Commuting morphism of schemes

Question

If I have a diagram of morphism of schemes which commutes at level of global section, does the diagram commute?

Diagram commutes at level of topological spaces.

Answer 1

It seems this problem is equivalent to asking if $f,f':X\to Y$ are two morphisms of schemes which are equal at the levels of topological spaces and global sections, if we can conclude $f=f'$. At least any such example leads to a counterexample to your question via the diagram:

$\require{AMScd}$ \begin{CD} X @>{f} >> Y\\ @VV{\mathrm{id}}V @VV\mathrm{id}V\\ X @>{f'} >> Y \end{CD}

You can get a counterexample as follows: recall if $A$ is a ring of characteristic $p$ then the Frobenius morphism $a\mapsto a^p$ is a ring homomorphism $A\to A$ which induces the identity on the underlying topological space of $\operatorname{Spec}(A)$. By a gluing argument you can conclude that any scheme $X/\Bbb F_p$ has a "Frobenius" endomorphism $F:X\to X$ which is the identity at the level of topological spaces and has map on global sections given by $f\mapsto f^p$.
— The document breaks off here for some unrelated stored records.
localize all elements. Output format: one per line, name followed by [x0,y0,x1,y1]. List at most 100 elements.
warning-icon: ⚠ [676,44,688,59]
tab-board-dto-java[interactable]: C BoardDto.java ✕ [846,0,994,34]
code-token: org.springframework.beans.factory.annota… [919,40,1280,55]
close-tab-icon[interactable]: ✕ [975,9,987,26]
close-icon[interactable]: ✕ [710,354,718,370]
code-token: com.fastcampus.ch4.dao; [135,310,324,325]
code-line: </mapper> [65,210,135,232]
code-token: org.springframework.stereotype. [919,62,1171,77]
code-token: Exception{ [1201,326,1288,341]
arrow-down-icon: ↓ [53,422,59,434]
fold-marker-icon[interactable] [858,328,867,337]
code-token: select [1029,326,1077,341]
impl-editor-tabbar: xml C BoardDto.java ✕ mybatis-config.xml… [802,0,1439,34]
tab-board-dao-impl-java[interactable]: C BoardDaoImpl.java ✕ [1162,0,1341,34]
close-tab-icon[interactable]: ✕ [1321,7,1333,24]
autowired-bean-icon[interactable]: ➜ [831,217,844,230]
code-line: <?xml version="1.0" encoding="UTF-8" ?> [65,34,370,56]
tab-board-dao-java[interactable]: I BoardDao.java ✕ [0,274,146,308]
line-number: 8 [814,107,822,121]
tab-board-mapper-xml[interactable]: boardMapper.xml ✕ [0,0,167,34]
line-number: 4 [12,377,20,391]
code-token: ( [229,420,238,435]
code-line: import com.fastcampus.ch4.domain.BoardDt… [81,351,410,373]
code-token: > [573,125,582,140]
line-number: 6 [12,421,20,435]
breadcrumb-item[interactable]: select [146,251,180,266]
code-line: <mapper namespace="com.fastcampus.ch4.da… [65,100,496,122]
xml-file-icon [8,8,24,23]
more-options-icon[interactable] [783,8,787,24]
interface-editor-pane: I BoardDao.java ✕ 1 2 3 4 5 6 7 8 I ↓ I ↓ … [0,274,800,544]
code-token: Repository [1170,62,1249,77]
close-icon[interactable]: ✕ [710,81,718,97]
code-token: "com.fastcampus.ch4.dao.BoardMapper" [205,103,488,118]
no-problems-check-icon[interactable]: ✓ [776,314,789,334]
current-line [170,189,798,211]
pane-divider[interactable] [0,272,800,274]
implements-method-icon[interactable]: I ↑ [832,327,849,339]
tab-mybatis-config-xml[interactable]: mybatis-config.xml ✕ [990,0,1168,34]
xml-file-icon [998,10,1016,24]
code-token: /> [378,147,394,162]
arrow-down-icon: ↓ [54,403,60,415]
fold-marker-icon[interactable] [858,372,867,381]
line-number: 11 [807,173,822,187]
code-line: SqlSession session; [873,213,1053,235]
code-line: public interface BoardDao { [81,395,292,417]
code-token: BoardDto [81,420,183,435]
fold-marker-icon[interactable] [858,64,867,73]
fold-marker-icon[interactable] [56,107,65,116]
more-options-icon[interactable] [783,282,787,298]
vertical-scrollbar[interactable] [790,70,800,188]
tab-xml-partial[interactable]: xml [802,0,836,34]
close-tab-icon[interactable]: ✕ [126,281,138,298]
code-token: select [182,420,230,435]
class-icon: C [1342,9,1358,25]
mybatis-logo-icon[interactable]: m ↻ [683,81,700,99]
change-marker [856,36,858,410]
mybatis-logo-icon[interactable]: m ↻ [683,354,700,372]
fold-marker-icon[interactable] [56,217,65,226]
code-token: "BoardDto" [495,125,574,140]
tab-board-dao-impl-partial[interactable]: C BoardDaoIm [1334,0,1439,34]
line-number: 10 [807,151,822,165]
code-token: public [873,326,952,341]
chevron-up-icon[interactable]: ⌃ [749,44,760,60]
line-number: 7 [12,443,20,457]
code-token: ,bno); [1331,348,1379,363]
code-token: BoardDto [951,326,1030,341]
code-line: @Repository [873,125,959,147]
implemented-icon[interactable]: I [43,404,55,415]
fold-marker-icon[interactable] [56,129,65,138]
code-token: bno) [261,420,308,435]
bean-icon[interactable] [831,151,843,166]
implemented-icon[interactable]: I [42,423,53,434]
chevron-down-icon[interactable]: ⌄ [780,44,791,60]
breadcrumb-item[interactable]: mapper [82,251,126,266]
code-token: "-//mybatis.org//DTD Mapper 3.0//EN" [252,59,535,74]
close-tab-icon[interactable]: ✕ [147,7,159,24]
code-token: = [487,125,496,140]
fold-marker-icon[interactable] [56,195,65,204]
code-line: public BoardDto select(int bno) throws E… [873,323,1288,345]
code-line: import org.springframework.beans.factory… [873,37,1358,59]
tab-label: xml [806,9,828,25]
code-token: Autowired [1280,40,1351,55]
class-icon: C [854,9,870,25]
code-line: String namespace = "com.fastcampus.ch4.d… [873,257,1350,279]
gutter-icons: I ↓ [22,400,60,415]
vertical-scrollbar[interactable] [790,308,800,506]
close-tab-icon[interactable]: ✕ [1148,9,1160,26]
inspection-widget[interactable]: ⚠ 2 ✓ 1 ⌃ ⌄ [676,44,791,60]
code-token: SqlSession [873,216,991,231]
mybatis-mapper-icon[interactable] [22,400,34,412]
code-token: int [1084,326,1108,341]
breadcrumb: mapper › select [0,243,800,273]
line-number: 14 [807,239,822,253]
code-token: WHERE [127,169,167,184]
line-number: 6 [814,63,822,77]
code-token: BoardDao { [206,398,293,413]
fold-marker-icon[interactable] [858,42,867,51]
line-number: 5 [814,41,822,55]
Now for the counterexample take $X=Y=\Bbb P^1_{\Bbb F_p}$, i.e. the projective line over $\Bbb F_p$. It is a standard fact that $\Gamma(\Bbb P^1_k)=k$ for any field $k$. Thus $\Gamma(X)=\Bbb F_p$, and it follows that the Frobenius endomorphism for $X$ is the identity on global sections. And it is also the identity at the level of topological spaces, but it is not the identity morphism.